Portrait

Inge Christen_kerakuKeramikerin aus Leidenschaft

Geboren am 04.05.1964 in Thalwil, bin ich im Zürcher Oberland aufgewachsen und wohne mit meinem Ehemann in Wetzikon. Unsere beiden Töchter sind erwachsen und wohnen in der Nähe. Bereits in meiner Kindheit bin ich in der Schule der Materie Ton begegnet, welche mich faszinierte. Seit rund 15 Jahren hat sich die Faszination für die Keramik zur Leidenschaft weiterentwickelt:

Der Ton als Werkstoff – der Rakubrand als wiederkehrendes Abenteuer – das fertige Werkstück als Unikat

Erde, Holz, Feuer, Luft und Wasser – Elemente im Einsatz beim Rakubrand

Dies macht die Faszination und die Leidenschaft aus, welche mich beim Arbeiten mit Ton inspirieren und nicht mehr loslassen.

Es ist immer wieder ein Erlebnis, mit den blossen Händen aus einem Stück Ton und einfachen Hilfsmitteln ein Objekt zu formen, das mit seiner Form und Gestalt, Herz und Seele anspricht. Die Verarbeitung von Ton lässt unendlich viele Möglichkeiten offen, setzt uns aber Grenzen in Bezug auf Stabilität, Elastizität und Zerbrechlichkeit. Dies erlebe ich aktuell immer wieder beim Formen von Tieren und Skulpturen. Anfänglich müssen diese wegen der Weichheit des Tons gestützt werden, mit zunehmender Trocknung nimmt jedoch die Stabilität zu und das Objekt steht in eigener Balance.

Vorwiegend arbeite ich mit Steinzeugton in unterschiedlicher Schamottierung. Die Formgebung des Tons sowie das Experimentieren mit Glasuren und Brenntechniken machen das Keramik Kunsthandwerk vielfältig und anspruchsvoll.
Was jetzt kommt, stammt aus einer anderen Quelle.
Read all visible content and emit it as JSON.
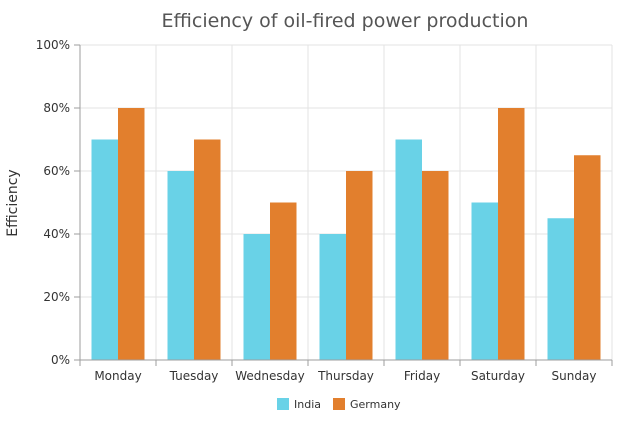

Mit unserem selbstgebauten Rakuofen haben mein Mann und ich viele Stunden und Tage damit verbracht, in aufwendiger Feuerung mit Holz unzählige Brände durchzuführen. Mittlerweile werden die Objekte in ebenfalls selbstgebauten Gasöfen gebrannt, damit kann der Brennprozess und das Ausschmelzen der Glasuren besser gesteuert werden. Je nach Grösse des Objekts verwenden wir ein mit spezieller, feuerfester Isolationsmatte ausgekleidetes Ölfass oder Kompostgitter. Bei grossen Objekten ist das Räuchern im Sägemehl von entscheidender Wichtigkeit für Kracklé-Bildung, Glasurentwicklung und sicheres Abkühlen, was viel Zeit und Geduld in Anspruch nimmt.

Im Februar 2018 konnte ich meinen langgehegten Wunsch umsetzen und machte mich selbständig. Seitdem führe ich in meinem Atelier in der Schönau Wetzikon Töpferkurse für Gruppen oder auch Einzelpersonen durch. Ebenfalls biete ich Teamevents für gemeinsames kreatives Arbeiten an.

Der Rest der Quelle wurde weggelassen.